Hypothermia (2010)

Hypothermia

What we have here is your basic ducks-in-a-barrel situation with a bit of domestic nonsense on the side, as two ice-fishing families find themselves on the other end of the hook!

If only writer/director James Felix McKenney had used that as his tagline, Hypothermia might have been box-office gold instead of a marginal curiosity starring The Walking Dead‘s Michal Rooker. Some competent supporting actors and a better monster suit would have helped, too.

Rugged outdoorsman Ray Pelletier (Rooker), his wife Helen (Blanche Baker), their clean-cut son David (Ben Forster; lousy actor) and David’s milquetoast fiancee (Amy Chang; I’ve seen totem poles that were less wooden) get their frozen fishing vacation interrupted by the arrival of an asshole big-game hunting yuppie (Don Wood), and his soon-to-be-supper son Steve (Greg Finley).

The two clans notice that something big and fast is zipping around beneath the ice and they join forces to land the beast, which turns out to be a normal-sized guy with pointy teeth squeezed into a fairly unimpressive Neoprine jumpsuit. The hunters, soon become the hunted, blah, blah, blah, gore, scream, flee.
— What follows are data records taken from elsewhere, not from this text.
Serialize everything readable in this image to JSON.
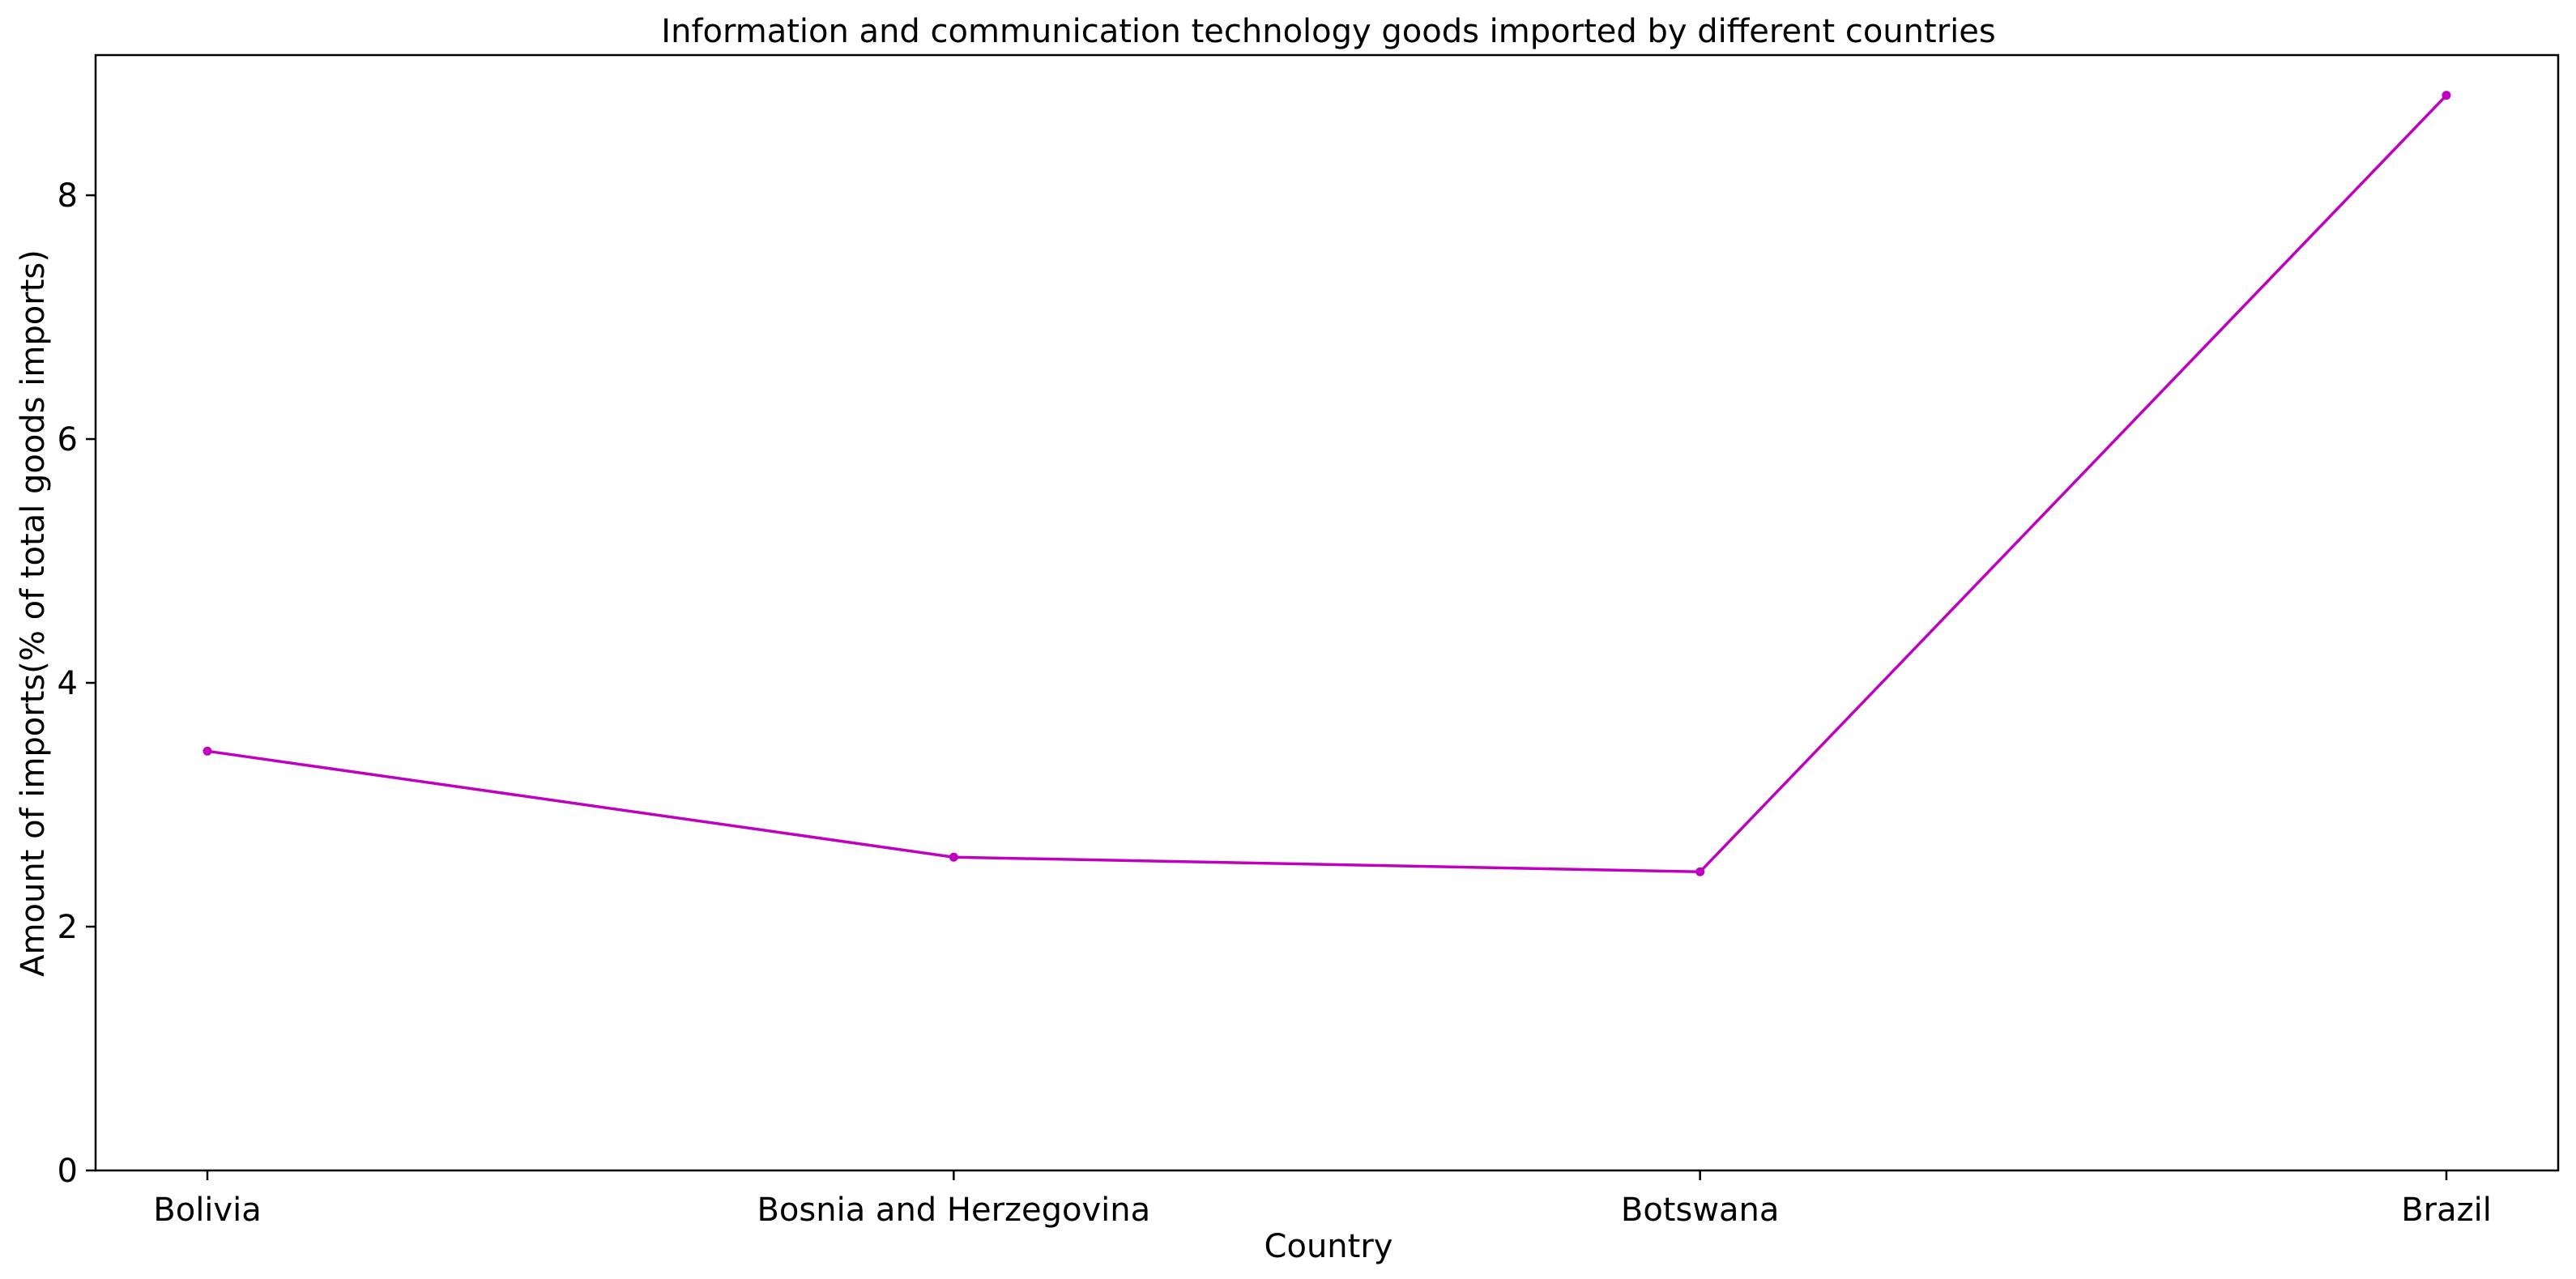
{
  "chart_data": {
    "type": "line",
    "title": "Information and communication technology goods imported by different countries",
    "xlabel": "Country",
    "ylabel": "Amount of imports(% of total goods imports)",
    "categories": [
      "Bolivia",
      "Bosnia and Herzegovina",
      "Botswana",
      "Brazil"
    ],
    "series": [
      {
        "values": [
          3.44,
          2.57,
          2.45,
          8.82
        ]
      }
    ],
    "ylim": [
      0,
      9.15
    ],
    "yticks": [
      0,
      2,
      4,
      6,
      8
    ],
    "grid": false,
    "line_color": "#c000c0",
    "marker": "dot"
  }
}
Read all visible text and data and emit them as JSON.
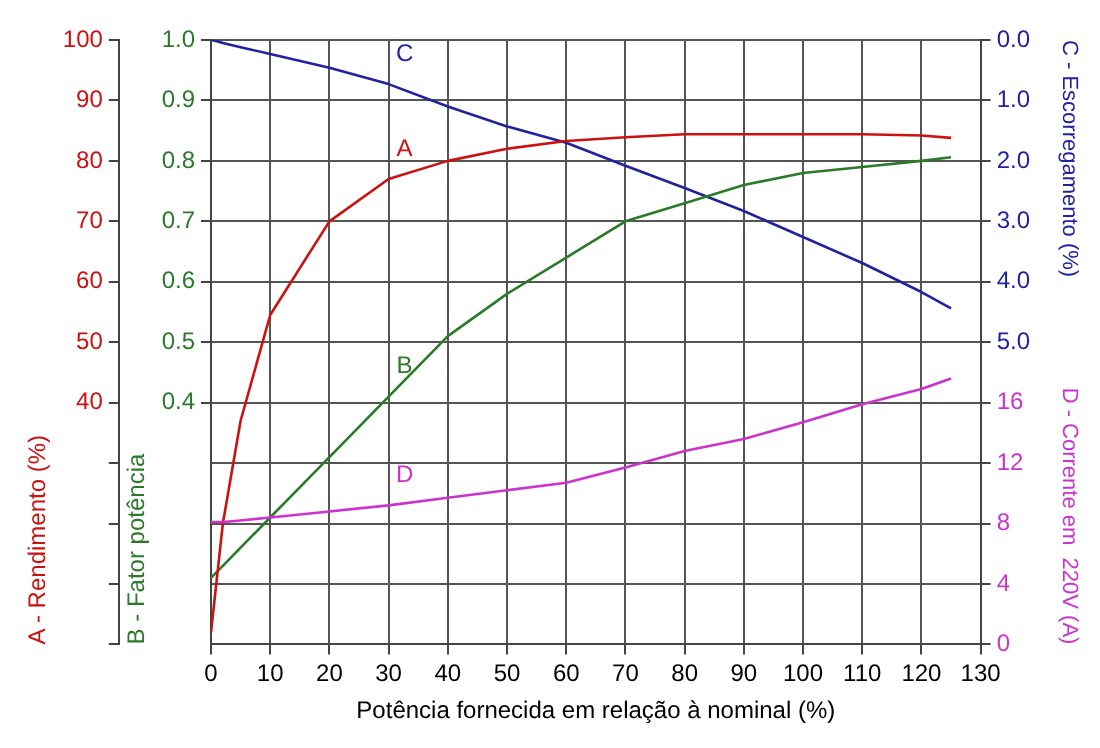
{
  "chart_data": [
    {
      "type": "line",
      "xlabel": "Potência fornecida em relação à nominal (%)",
      "xlim": [
        0,
        130
      ],
      "xticks": [
        0,
        10,
        20,
        30,
        40,
        50,
        60,
        70,
        80,
        90,
        100,
        110,
        120,
        130
      ],
      "ylabel": "A - Rendimento (%)",
      "ylim": [
        0,
        100
      ],
      "yticks": [
        {
          "value": 0,
          "label": null
        },
        {
          "value": 10,
          "label": null
        },
        {
          "value": 20,
          "label": null
        },
        {
          "value": 30,
          "label": null
        },
        40,
        50,
        60,
        70,
        80,
        90,
        100
      ],
      "y2label": "B - Fator potência",
      "y2lim": [
        0,
        1
      ],
      "y2ticks": [
        0.4,
        0.5,
        0.6,
        0.7,
        0.8,
        0.9,
        {
          "value": 1,
          "label": "1.0"
        }
      ],
      "y3label": "C - Escorregamento (%)",
      "y3lim": [
        10,
        0
      ],
      "y3ticks": [
        {
          "value": 0,
          "label": "0.0"
        },
        {
          "value": 1,
          "label": "1.0"
        },
        {
          "value": 2,
          "label": "2.0"
        },
        {
          "value": 3,
          "label": "3.0"
        },
        {
          "value": 4,
          "label": "4.0"
        },
        {
          "value": 5,
          "label": "5.0"
        }
      ],
      "grid": true,
      "legend": false,
      "marker": "none",
      "line_style": "solid",
      "x": [
        0,
        1,
        2,
        5,
        10,
        20,
        30,
        40,
        50,
        60,
        70,
        80,
        90,
        100,
        110,
        120,
        125
      ],
      "series": [
        {
          "name": "A",
          "color": "#cc1111",
          "values": [
            2,
            11,
            20,
            37,
            54.5,
            70,
            77,
            80,
            82,
            83.3,
            83.9,
            84.4,
            84.4,
            84.4,
            84.4,
            84.2,
            83.8
          ]
        },
        {
          "name": "B",
          "color": "#2a7a2a",
          "axis": "y2",
          "values": [
            0.11,
            0.12,
            0.13,
            0.16,
            0.21,
            0.31,
            0.41,
            0.51,
            0.58,
            0.64,
            0.7,
            0.73,
            0.76,
            0.78,
            0.79,
            0.8,
            0.806
          ]
        },
        {
          "name": "C",
          "color": "#2222a0",
          "axis": "y3",
          "values": [
            0,
            0.02,
            0.05,
            0.12,
            0.23,
            0.46,
            0.73,
            1.1,
            1.43,
            1.7,
            2.08,
            2.45,
            2.83,
            3.26,
            3.69,
            4.17,
            4.44
          ]
        }
      ]
    },
    {
      "type": "line",
      "xlim": [
        0,
        130
      ],
      "ylabel": "D - Corrente em  220V (A)",
      "ylim": [
        0,
        40
      ],
      "yticks": [
        0,
        4,
        8,
        12,
        16
      ],
      "tick_labels": "y",
      "legend": false,
      "marker": "none",
      "line_style": "solid",
      "x": [
        0,
        1,
        2,
        5,
        10,
        20,
        30,
        40,
        50,
        60,
        70,
        80,
        90,
        100,
        110,
        120,
        125
      ],
      "series": [
        {
          "name": "D",
          "color": "#cc33cc",
          "values": [
            8.1,
            8.1,
            8.1,
            8.2,
            8.4,
            8.8,
            9.2,
            9.7,
            10.2,
            10.7,
            11.7,
            12.8,
            13.6,
            14.7,
            15.9,
            16.9,
            17.6
          ]
        }
      ]
    }
  ]
}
Look, I love the guy-in-the-monster-suit solution, and I’ve said as much right here in this very blog. At least with the the suit you get a sense of menace proportion that’s reasonably accurate, as opposed to the sliding size scale you get with a CGI monster. Is it as big as a car? A boat? An airplane?

In this case, the proportional accuracy of the guy in the (not very impressive) suit works against the overall aim of the movie, namely, to scare me! Sorry, I just can’t summon up the adrenaline to freak out over a skinny dude in a wetsuit who looks like a hastily put-together Sleestak.

Furthermore, the finale of Hypothermia is a painful example of a the-checks-didn’t-clear, lets-pack-up-and-split ending, as Helen appeals to the monster’s sense of decency and fair play to spare her life. Oh. Effin. Brother. The movie’s not a complete flop, due to the steadying presence of Rooker in a surprisingly mild-mannered role. (Face it, once you’ve played Henry Lee Lucas in a movie, you’re pretty much type-cast as the psycho.)

Finally, I don’t understand the title. I “get” that the whole movie takes place on a frozen lake, and the threat of icy weather conditions are clearly present. But it’s like deciding that a better title for Jaws would have been Undertow or Cramps.

You have to scroll quite a ways down the page of worst case scenarios before settling on hypothermia. Frankly I’d rather freeze to death (they say it’s just like going to sleep!) than to still be conscious while my intestines are slurped up like ramen. But that’s just me.

Chillerama (2011)

We submit for your approval a quartet of farcical drive-in features rendered in the most tasteless fashion possible. The nearly charming monstrosity is a tribute not only to classic B-movie horror but also to schlockmeister Lloyd Kaufman and his Troma Team, who staunchly believe that there should be no limits on disgusting, juvenile entertainment.

The action takes place at a drive-in movie theater on its last night of operation. Theater owner Cecil Kaufman (Richard Riehle, whom you’ve seen in dozens of small parts over the years) is screening three lost horror movie classics, including Wadzilla, the story of a mutated sperm cell that grows to gigantic proportions and tries to mate with the Statue of Liberty.

The Diary of Anne Frankenstein, is a black-and-white flick starring Joel David Moore (Bones, Hatchet) as Hitler, who wants to create a monster of his very own (played by Kane Hodder).

I Was a Teenage Wearbear, a homoerotic beach-blanket bingo romp about a young man who transforms into a bloodthirsty bear (meaning large, hirsute gay man) under the power of the full moon.

Each section gets its own director: Adam Rifkin (Detroit Rock City), who also stars, does a fine job with Wadzilla, constantly wringing extra laughs out of a one-joke setup.

Adam Green’s (Hatchet, Frozen) Diary of Anne Frankenstein is the most ambitious of the vignettes, and the most artfully realized.

Tim Sullivan (2001 Maniacs, Driftwood) simply doesn’t have enough gas in the tank for I Was A Teenage Wearbear. It’s overly long and silly, though he gets props for a few catchy musical numbers and for casting the always watchable Lin Shaye as the Maria Ouspenskia gypsy woman.

Joe Lynch (Wrong Turn 2) has a barrel of fun as zombies run roughshod over the drive-in in the wraparound tale. And in the end, the fun should be enough to hold your interest.

But make no mistake, this is proudly low-brow cinema, and non-horror buffs probably won’t last to the credits.